Búzios 8: Impulso Significativo para a Produção Nacional

A P-79 integra o módulo de produção conhecido como Búzios 8, que prevê a operação de 14 poços, sendo 8 dedicados à produção e 6 à injeção. Essa injeção é fundamental para manter a pressão do reservatório e otimizar a extração de petróleo. Com a adição da P-79, a produção total do Campo de Búzios deve saltar para aproximadamente 1,33 milhão de barris de óleo por dia.

Além da produção de petróleo, a plataforma tem um papel crucial no aumento da oferta de gás natural. A operação está planejada para exportar gás para o continente através do gasoduto Rota 3, adicionando até 3 milhões de metros cúbicos diários ao suprimento nacional. Essa capacidade é vital, especialmente considerando a necessidade de diversificar as fontes de energia e reduzir a dependência de importações.

Estratégia de Antecipação e Tecnologia de Ponta

A plataforma P-79 foi construída na Coreia do Sul e chegou ao Brasil em fevereiro. Uma estratégia inovadora foi empregada: o navio-plataforma já veio equipado com uma equipe da Petrobras a bordo. Essa medida permitiu adiantar os procedimentos de comissionamento, ou seja, a montagem e os testes necessários para a entrada em operação, visando otimizar o cronograma e acelerar o início da produção.

Essa abordagem de comissionamento a bordo já havia sido utilizada com sucesso na P-78, outra plataforma do Campo de Búzios que iniciou suas operações em dezembro de 2025. A Petrobras demonstra, com essas ações, um compromisso com a eficiência e a agilidade em seus projetos de grande escala, essenciais para a expansão da capacidade produtiva do país.

O Campo de Búzios e o Contexto Global do Petróleo

Descoberto em 2010, o Campo de Búzios é o maior do Brasil em reservas de petróleo e em 2025 superou a marca de 1 milhão de barris produzidos diariamente. Localizado a 180 quilômetros da costa do Rio de Janeiro, o reservatório está a 2 mil metros de profundidade, um feito de engenharia notável.

Atualmente, além da P-79, operam em Búzios as plataformas P-74, P-75, P-76, P-77, P-78, Almirante Barroso e Almirante Tamandaré.

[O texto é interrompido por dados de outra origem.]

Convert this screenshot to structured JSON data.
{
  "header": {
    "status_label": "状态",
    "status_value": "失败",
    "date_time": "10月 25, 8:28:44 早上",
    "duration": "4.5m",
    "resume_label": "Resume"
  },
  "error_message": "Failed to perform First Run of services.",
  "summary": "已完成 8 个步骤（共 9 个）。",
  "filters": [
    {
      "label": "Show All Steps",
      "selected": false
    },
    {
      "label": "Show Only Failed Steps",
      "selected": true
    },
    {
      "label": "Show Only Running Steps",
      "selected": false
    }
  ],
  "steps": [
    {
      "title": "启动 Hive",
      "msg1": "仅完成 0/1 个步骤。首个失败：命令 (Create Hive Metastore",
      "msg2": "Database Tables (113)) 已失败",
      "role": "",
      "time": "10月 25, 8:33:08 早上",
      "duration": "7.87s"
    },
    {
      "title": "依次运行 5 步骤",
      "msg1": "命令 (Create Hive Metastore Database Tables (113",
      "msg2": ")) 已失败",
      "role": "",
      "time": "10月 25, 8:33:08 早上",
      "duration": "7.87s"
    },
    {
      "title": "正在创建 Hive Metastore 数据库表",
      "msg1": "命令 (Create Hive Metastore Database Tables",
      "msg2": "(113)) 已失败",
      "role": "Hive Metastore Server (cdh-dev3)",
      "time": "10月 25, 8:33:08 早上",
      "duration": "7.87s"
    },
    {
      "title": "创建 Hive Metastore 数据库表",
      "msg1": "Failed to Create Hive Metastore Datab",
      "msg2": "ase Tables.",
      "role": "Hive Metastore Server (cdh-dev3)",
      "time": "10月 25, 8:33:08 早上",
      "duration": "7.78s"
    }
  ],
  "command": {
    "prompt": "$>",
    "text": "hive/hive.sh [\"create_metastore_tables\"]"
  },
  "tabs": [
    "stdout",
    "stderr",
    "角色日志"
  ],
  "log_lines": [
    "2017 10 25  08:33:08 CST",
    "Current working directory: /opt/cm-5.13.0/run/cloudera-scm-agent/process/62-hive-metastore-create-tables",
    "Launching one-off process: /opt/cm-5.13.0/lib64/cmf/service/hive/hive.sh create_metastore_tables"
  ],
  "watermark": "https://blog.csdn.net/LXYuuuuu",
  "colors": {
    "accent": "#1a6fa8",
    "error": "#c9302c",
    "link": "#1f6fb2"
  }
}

A Petrobras planeja a instalação de mais quatro plataformas nos próximos anos, sendo três já em construção (P-80, P-82 e P-83) e uma em processo de licitação. A produção em Búzios é realizada por um consórcio onde a Petrobras é a operadora, com participação das chinesas CNOOC, CNODC e da PPSA.

A entrada da P-79 em operação acontece em um momento delicado para o mercado global de energia. A guerra no Oriente Médio e as tensões geopolíticas têm gerado um “choque do petróleo”, com distúrbios na logística e aumento dos preços internacionais. O Brasil, como produtor e também importador de derivados, como o diesel, sente os reflexos dessa instabilidade. A Petrobras tem buscado formas de tornar o país autossuficiente em diesel em até cinco anos, e iniciativas como a da P-79 são passos importantes nessa direção, em conjunto com as ações do governo para conter a escalada de preços dos combustíveis.